For me it's the opposite: why do we have a gazillion of window managers (that just manage windows), and so few desktop environments that provide a complete and coherent setup?
It's especially annoying in the world of tiling window managers. There are few options for a desktop environment with a solid tiling WM. Regolith is one (based on i3 / Sway), and I thank those who develop it, but it's patching together a bunch of independently developed tools and you can tell when you try to change some things and have to deal with disparate config files.
Totally agree. I tinkered around with an openbox+tint2 setup several years ago and was able to get it to a usable state, but getting all the little things working is so fussy and flaky, with e.g. the need to hunt down suitable daemons to get a typical tray item loadout.
Imagine a perfect world where all the separate apps just were coherent, forming a complete ecosystem and their config files were not disparate? So you would just pick a window manager you somehow like better, a panel app of your choice, launcher, sound volume, WiFi management, calculator applets you prefer... Then switch to another window manager someday... keeping everything else intact. This is the way it's meant to be, every thing you dislike is just a quirk.
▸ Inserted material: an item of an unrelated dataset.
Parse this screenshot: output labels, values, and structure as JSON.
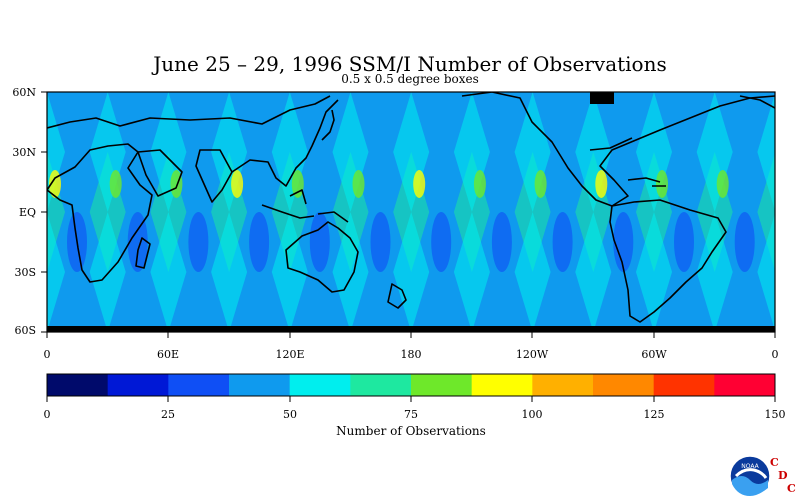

Yes that sounds awesome, though I'd prefer having a single config file for the window manager, status bar, notifications, application launcher, lock screen and whatever else I forgot that are in the end part of the same experience.
One particular problem is theming: I'd like to set a theme in a single place for all the elements of my desktop environment. Not sure if it's fair to expect a bunch of independent opinionated developers who like to use weird graphics toolkits (when not drawing everything by themselves) to come up with a unified solution.
Another problem is the shortcuts. It's the same problem in (neo)vim when you build your awesome IDE-like setup based on 53 unrelated packages: you end up with an illogical, overlapping soup of keybindings. I think you need someone to take charge of unifying things to provide a coherent experience.
Yeah this, there really isn't a strong coherent option for tiling window managers just yet. We'll probably see one soon with cosmic.
I think its the vim effect where the userbase just has a high demand for customization and don't mind a lot more set up and configuration to get there.
It's especially annoying in the world of tiling window managers. There are few options for a desktop environment with a solid tiling WM. Regolith is one (based on i3 / Sway), and I thank those who develop it, but it's patching together a bunch of independently developed tools and you can tell when you try to change some things and have to deal with disparate config files.